- Relator(a)
- Delaide Alves Miranda Arantes
- Órgão julgador
- 8ª Turma
- Data do julgamento
- 06/11/2024
- Data de publicação
- 12/11/2024
TST – Agravo de Instrumento em Recurso de Revista 0010309-41.2020.5.03.0044, Rel. Delaide Alves Miranda Arantes, 8ª Turma, j. 06/11/2024, p. 12/11/2024
EMENTA: I - AGRAVO DA SEGUNDA RECLAMADA. AGRAVO DE INSTRUMENTO EM RECURSO DE REVISTA. LEI Nº 13.467/2017. CONTRATO DE TRANSPORTE. NATUREZA MERCANTIL. RESPONSABILIDADE SUBSIDIÁRIA. INAPLICABILIDADE DA SÚMULA Nº 331 DO TST. TRANSCENDÊNCIA POLÍTICA RECONHECIDA. Constatada possível má aplicação da Súmula 331, IV, do TST, merece ser provido o agravo para melhor examinar o agravo de instrumento. Agravo provido.

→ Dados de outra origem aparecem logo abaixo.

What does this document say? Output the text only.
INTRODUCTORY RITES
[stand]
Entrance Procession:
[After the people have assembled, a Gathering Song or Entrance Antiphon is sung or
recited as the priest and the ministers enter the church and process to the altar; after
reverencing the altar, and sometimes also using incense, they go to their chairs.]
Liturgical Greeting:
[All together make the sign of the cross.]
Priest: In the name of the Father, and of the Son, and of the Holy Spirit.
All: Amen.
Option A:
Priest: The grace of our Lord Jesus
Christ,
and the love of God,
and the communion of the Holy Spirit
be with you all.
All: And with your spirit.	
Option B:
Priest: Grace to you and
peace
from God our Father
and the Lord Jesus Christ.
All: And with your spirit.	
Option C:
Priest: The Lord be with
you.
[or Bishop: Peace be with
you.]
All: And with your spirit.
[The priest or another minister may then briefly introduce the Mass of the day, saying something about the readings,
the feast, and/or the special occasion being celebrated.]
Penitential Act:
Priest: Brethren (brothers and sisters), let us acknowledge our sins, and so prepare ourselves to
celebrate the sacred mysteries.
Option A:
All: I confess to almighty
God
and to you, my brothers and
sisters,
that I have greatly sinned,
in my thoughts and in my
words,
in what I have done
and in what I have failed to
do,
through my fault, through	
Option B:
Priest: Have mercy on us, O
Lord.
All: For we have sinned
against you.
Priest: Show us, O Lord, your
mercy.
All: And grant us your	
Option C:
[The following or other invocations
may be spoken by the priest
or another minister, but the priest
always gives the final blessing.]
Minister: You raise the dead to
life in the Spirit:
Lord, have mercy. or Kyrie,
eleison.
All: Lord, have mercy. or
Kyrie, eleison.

II - AGRAVO DE INSTRUMENTO EM RECURSO DE REVISTA. LEI Nº 13.467/2017. RECLAMADA. CONTRATO DE TRANSPORTE. NATUREZA MERCANTIL. RESPONSABILIDADE SUBSIDIÁRIA. INAPLICABILIDADE DA SÚMULA Nº 331 DO TST. TRANSCENDÊNCIA POLÍTICA RECONHECIDA. 1. Há transcendência política, quando se constata em exame preliminar o desrespeito da instância recorrida à jurisprudência pacificada no âmbito desta Corte Superior quanto à inaplicabilidade do disposto no item IV da Súmula nº 331 do TST. 2 – Constatada possível má aplicação da Súmula 331, IV, do TST, merece ser provido o agravo de instrumento. Agravo de instrumento provido. III - RECURSO DE REVISTA INTERPOSTO SOB A ÉGIDE DA LEI Nº 13.467/2017. RECLAMADA. CONTRATO DE TRANSPORTE. NATUREZA MERCANTIL. RESPONSABILIDADE SUBSIDIÁRIA. INAPLICABILIDADE DA SÚMULA Nº 331 DO TST. TRANSCENDÊNCIA POLÍTICA RECONHECIDA. 1 – Discute-se nos autos a responsabilidade subsidiária da segunda reclamada pelos créditos trabalhistas na hipótese de relação mercantil entre as reclamadas, decorrentes de contrato de transporte de mercadorias. 2 - O Tribunal Regional do Trabalho concluiu que a ora recorrente se beneficiou diretamente do trabalho do reclamante, empregado da primeira reclamada, prestadora de serviços, atraindo, portanto, a responsabilidade subsidiária da tomadora dos serviços, consagrada no inciso IV da Súmula 331/TST. 3. O atual entendimento desta Corte Superior é no sentido de que a existência de contrato de transporte de cargas firmado entre as reclamadas possui natureza comercial, e não de prestação de serviços. Assim, em hipótese como a dos autos, não se evidencia a terceirização prevista na Súmula nº 331 do TST a fim de ensejar a responsabilização subsidiária da empresa tomadora de serviços. Julgados. Recurso de revista conhecido e provido. (Tribunal Superior do Trabalho (8ª Turma). Acórdão: 0010309-41.2020.5.03.0044. Relator(a): DELAIDE ALVES MIRANDA ARANTES. Data de julgamento: 06/11/2024. Juntado aos autos em 12/11/2024.)